The global chain, which opened without planning permission in Knaresborough in December, has now withdrawn its appeal and put in a fresh application for the site – a process often cheaper than the appeals procedure.
President of the town’s Chamber of Trade Maurice Bardon said his fellow members are frustrated by Caffe Nero’s manouverings.
“We would like to see all businesses trade legally,” he said.
Without any “change of use” planning permission on the site, Caffe Nero can only operate as a takeaway shop, not a cafe, without breaking the law.
And many Chamber of Trade members are uncertain whether Caffe Nero’c current operation is, in fact, a takeaway and not a cafe and are calling for action against the global company.
“The members view it as a cafe, and that’s why we want enforcement action.”

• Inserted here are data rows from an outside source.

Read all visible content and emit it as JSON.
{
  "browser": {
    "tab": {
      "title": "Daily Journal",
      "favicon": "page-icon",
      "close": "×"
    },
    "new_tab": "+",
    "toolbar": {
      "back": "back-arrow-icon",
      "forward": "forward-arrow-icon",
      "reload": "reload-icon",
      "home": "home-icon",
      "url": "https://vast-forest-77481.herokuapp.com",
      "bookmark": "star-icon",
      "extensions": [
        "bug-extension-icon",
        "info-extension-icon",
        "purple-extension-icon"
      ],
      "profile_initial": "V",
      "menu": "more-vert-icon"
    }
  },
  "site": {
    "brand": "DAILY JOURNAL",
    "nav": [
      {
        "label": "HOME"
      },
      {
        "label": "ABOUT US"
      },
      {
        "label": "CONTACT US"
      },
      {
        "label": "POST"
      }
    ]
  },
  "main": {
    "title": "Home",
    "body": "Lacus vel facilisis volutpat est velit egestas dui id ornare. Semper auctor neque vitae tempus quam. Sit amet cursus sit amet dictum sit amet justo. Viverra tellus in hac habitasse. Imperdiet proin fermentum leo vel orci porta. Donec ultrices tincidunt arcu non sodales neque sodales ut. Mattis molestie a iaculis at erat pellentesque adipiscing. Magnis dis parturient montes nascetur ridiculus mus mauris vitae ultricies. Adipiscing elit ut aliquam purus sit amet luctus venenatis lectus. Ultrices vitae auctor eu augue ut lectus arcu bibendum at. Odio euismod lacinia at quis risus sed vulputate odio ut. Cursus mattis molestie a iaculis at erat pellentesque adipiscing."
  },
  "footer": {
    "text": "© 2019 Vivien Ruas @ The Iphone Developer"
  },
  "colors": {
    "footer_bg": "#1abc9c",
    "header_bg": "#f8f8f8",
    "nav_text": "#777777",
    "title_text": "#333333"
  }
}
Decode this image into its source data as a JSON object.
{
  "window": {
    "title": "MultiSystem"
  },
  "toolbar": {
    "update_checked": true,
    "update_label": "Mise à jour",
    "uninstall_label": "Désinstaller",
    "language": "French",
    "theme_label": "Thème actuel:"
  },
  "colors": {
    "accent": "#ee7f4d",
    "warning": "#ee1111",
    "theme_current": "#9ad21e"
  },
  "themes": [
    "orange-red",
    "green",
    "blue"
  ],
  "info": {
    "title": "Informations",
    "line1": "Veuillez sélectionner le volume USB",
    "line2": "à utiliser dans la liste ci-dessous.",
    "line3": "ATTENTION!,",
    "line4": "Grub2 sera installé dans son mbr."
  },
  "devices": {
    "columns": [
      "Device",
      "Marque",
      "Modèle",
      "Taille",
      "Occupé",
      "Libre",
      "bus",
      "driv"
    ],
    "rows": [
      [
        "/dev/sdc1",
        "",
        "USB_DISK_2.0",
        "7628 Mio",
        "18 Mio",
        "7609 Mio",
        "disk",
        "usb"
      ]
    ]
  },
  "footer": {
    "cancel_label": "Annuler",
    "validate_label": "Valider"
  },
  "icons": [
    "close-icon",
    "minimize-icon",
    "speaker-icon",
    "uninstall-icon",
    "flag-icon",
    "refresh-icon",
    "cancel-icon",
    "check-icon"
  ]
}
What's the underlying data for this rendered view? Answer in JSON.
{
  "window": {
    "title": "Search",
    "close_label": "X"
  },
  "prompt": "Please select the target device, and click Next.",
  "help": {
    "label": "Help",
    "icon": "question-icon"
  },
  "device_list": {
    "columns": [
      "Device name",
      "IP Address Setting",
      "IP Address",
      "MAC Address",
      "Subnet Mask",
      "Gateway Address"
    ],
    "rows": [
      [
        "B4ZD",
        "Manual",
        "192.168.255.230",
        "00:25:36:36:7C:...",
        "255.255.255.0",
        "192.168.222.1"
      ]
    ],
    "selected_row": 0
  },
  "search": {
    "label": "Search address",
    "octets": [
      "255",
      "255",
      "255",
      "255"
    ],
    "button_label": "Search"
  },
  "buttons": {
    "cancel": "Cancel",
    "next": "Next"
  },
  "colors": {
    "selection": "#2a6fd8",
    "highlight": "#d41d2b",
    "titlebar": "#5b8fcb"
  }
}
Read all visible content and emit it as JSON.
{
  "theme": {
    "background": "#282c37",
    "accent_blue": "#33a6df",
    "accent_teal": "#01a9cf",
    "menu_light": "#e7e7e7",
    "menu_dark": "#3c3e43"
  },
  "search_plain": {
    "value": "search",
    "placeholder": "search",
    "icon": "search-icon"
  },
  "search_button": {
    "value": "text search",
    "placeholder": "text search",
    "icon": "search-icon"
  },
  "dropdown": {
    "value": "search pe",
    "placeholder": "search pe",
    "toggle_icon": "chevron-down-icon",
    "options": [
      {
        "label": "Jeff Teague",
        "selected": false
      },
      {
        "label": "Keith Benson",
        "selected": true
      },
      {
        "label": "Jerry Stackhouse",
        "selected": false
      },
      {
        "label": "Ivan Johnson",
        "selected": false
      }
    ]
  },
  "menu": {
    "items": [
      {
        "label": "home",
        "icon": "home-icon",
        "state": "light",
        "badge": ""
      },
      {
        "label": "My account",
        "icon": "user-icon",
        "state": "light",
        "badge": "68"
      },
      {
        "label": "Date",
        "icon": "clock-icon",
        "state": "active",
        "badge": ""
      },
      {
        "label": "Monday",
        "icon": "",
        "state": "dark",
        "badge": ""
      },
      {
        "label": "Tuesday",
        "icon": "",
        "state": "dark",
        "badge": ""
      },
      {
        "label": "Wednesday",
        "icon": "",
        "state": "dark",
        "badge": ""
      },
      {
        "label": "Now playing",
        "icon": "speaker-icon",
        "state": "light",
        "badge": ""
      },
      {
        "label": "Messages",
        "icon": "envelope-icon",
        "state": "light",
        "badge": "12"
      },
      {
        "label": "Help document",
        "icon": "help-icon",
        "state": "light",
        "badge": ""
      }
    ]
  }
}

The Chamber is also frustrated with Harrogate Borough Council’s failure to crack down on the company so far.
“The council has told us they understand Caffe Nero is going to submit another application.
“But is is not in the public interest for the council to second guess what a company is doing.
“In the meantime, they should have followed their own practices on enforcement action.”
And Knaresborough’s MP Andrew Jones has added his voice to the concerns about company’s behaviour, and called for them to abide by the law.
Mr Jones said: ““As with all planning permission cases, it is very important that the same rules apply to a large corporation as they would with a local resident and that those rules are applied and followed.
“These rules are put in place to ensure fairness to everyone and in the case of Caffe Nero, if any future application is rejected, the company should respect that decision.”
The original “change of use” planning application which would have allowed Caffe Nero to convert the former Clintons Cards shop into a cafe was refused in December, on the same day coffee shop opened.
Caffe Nero launched an appeal against the decision, later withdrawn and a HBC spokesman a revised “change of use” planning application was submitted on April 11.
Representatives from Caffe Nero did not respond to the Post’s requests for comment.